Tim Hanley steadily handles the topic of a female villain, never once falling into the traps which often waylay males as they discuss female characters. For this book, his aim was to take a critical look at a long comics history (over 70 years!). He explains not only the developments of Catwoman, but looks at the social significance of her role as well.
The comic history of Catwoman is detailed through the ages by breaking up chapters mainly along authorial lines. Hanley also focuses on the social implications and conversations (Whipping the Patriarchy may be my new catchphrase), animation (who doesn’t love the animated series?), and actresses of both the live and voice variety. It’s a hefty undertaking, but somehow, Hanley has crafted a book which never seems verbose.
The fascinating way that Hanley has written this book allows it to be comprehensible and interesting to all readers. In many ways, this book could be used as a textbook in a class on characterization, especially if the class wanted to look at female archetypes in literature. Because no one else has quite filled the roll of sex symbol and feminist that Catwoman has.

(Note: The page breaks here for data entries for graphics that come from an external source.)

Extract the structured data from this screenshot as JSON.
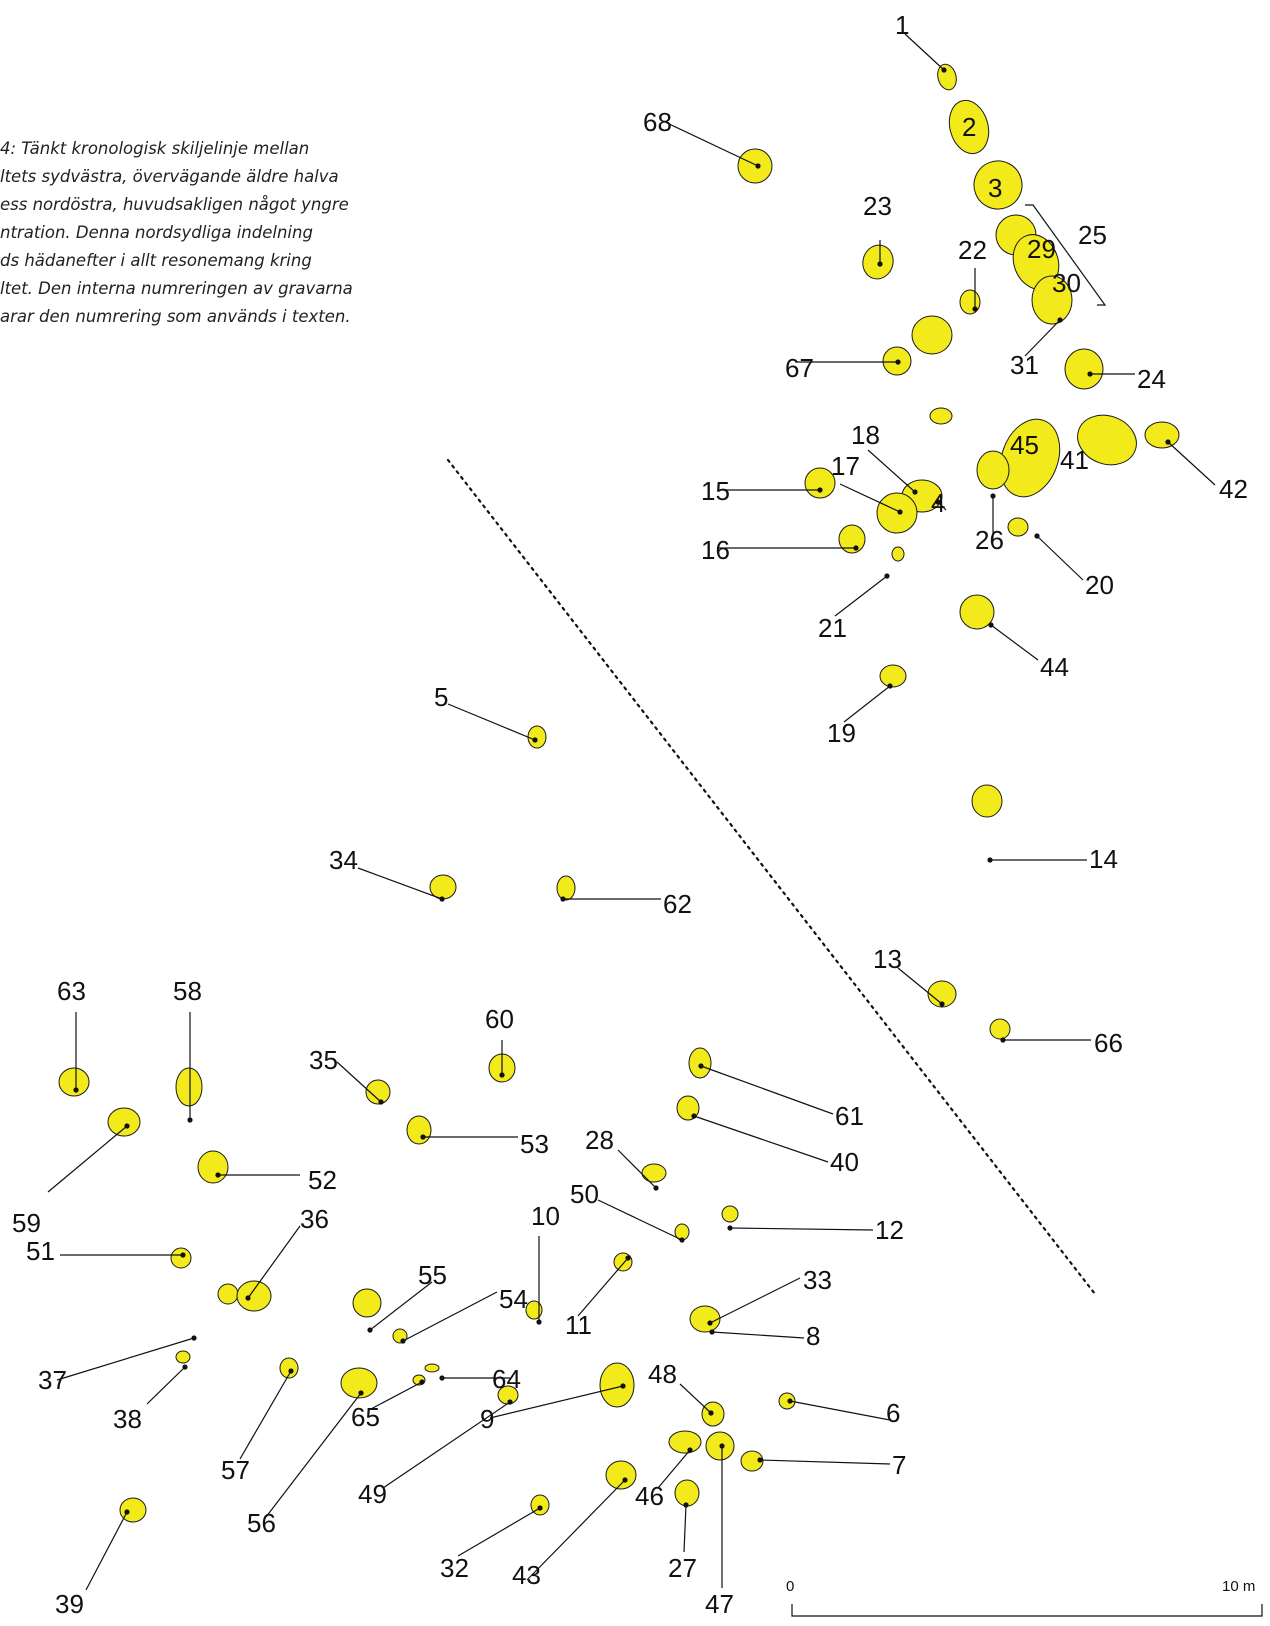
{
  "caption": {
    "lines": [
      "4: Tänkt kronologisk skiljelinje mellan",
      "ltets sydvästra, övervägande äldre halva",
      "ess nordöstra, huvudsakligen något yngre",
      "ntration. Denna nordsydliga indelning",
      "ds hädanefter i allt resonemang kring",
      "ltet. Den interna numreringen av gravarna",
      "arar den numrering som används i texten."
    ]
  },
  "scale": {
    "start_label": "0",
    "end_label": "10 m"
  },
  "colors": {
    "grave_fill": "#f2ea1a",
    "outline": "#1a1a1a"
  },
  "graves": [
    "1",
    "2",
    "3",
    "4",
    "5",
    "6",
    "7",
    "8",
    "9",
    "10",
    "11",
    "12",
    "13",
    "14",
    "15",
    "16",
    "17",
    "18",
    "19",
    "20",
    "21",
    "22",
    "23",
    "24",
    "25",
    "26",
    "27",
    "28",
    "29",
    "30",
    "31",
    "32",
    "33",
    "34",
    "35",
    "36",
    "37",
    "38",
    "39",
    "40",
    "41",
    "42",
    "43",
    "44",
    "45",
    "46",
    "47",
    "48",
    "49",
    "50",
    "51",
    "52",
    "53",
    "54",
    "55",
    "56",
    "57",
    "58",
    "59",
    "60",
    "61",
    "62",
    "63",
    "64",
    "65",
    "66",
    "67",
    "68"
  ]
}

“[Her narrative is] one of reinvention, of following every benching or fetishizing depiction with a new incarnation that forgets the past and blazes on with the fierce independence that’s characterized her over the decades.”
The Many Lives of Catwoman is a great peek into the history of a classic comic character. Hanley provides interesting insights into the industry and its handling of her. And there’s an absolutely beautiful bibliography at the end. If you’re into that kind of thing. I, for one, am glad to know my favorite childhood character a little bit better, to feel she received the focus and respect she deserved. If anyone deserves nine lives, it’s Catwoman.